A study in France demonstrated the effect of the COVID-19 national lockdown on objective adherence to CPAP assessed by telemonitoring in a cohort of 7,485 patients with OSA. The study showed 3.9% increase in adherence from a mean value of 386 min per night pre-COVID-19 to 401 min per night during lockdown (p < 0.001) [22]. Del Campo et al. also compared 3-month-PAP adherence before COVID-19 lockdown and 1 month after COVID-19 lock down in Spain. A total of 2,956 participants with a median age of 63 years (interquartile range 54–71 years of age) were included in the study and 77.7% were men. This study demonstrated improvement in PAP adherence from 75.1 to 79.5% (p < 0.0001) after COVID-19 lockdown irrespective of sex, age, and severity of OSA. However, the participants used only one brand of CPAP in the study [23]. In our study, there were different brands of CPAP utilized making the situation similar to a real world practice.
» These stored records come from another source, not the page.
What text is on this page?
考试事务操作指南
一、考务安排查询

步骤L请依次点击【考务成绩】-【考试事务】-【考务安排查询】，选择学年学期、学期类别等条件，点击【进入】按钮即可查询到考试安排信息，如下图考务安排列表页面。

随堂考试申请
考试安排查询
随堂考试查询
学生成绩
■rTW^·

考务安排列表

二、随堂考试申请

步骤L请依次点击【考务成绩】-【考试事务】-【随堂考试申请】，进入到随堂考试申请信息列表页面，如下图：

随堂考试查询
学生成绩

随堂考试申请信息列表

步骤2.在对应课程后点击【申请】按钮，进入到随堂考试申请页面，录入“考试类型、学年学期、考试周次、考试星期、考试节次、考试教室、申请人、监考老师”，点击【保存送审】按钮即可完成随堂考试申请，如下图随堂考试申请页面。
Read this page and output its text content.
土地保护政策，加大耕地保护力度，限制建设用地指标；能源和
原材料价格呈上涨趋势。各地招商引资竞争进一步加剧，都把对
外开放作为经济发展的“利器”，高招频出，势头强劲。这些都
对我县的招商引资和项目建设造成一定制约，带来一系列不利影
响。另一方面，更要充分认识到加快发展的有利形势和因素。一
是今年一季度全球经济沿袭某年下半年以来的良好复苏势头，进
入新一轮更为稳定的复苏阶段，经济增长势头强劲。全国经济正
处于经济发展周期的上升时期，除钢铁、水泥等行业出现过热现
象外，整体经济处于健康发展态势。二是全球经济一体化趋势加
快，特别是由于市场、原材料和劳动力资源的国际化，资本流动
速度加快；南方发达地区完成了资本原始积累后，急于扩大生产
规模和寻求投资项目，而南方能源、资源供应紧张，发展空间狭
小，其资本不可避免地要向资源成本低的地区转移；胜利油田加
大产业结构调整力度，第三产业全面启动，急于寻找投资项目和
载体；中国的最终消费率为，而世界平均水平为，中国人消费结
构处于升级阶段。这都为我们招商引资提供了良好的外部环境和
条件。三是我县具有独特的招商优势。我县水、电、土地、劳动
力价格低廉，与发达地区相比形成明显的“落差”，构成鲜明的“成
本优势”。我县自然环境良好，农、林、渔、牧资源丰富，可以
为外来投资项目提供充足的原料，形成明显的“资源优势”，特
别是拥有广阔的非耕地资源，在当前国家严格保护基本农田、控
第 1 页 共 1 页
In our study, basic knowledge about OSA and COVID-19 were significantly improved after tele-education. Knowledge on PAP usage was also significantly improved. Hence, tele-education appeared to improve COVID-19 knowledge, OSA knowledge, and PAP usage knowledge. A randomized control trial in Turkey showed that educational support improved the average PAP usage from 4.2 ± 2.5 h per night in a standard support group to 5.2 ± 2.1 h per night in an educational support group (p = 0.027). The PAP adherence, defined by 4 h/night for 70% of all the nights, was 68.3% in the standard support group and 86.5% in the educational support group (p = 0.021) [21].

Conclusion

PAP adherence in patients with OSA during the COVID-19 pandemic was significantly increased among a group with post-bachelor’s education. Tele-education significantly improved general OSA knowledge, COVID-19 knowledge, and PAP knowledge.

Study limitations

Our study in Asia on PAP adherence in patients with OSA patients during COVID-19 pandemic yielded similar findings compared to previous reports conducted in other regions. There were two main limitations in our study. First, previous studies have demonstrated that self-reported PAP adherence may be overestimated compared to objective machine-reported adherence in up to 35% [11]. Since most of the data were self-reported and only 14% machine-reported (objective downloaded data), results must be interpreted with caution. However, a moderate correlation was observed between self-reported and machine-reported data in our study. A second limitation in the current study was that we calculated the sample size from the expected difference of 2.5 h per day before and after the pandemic. As we did not demonstrate this degree of difference, the study may have been substantially underpowered.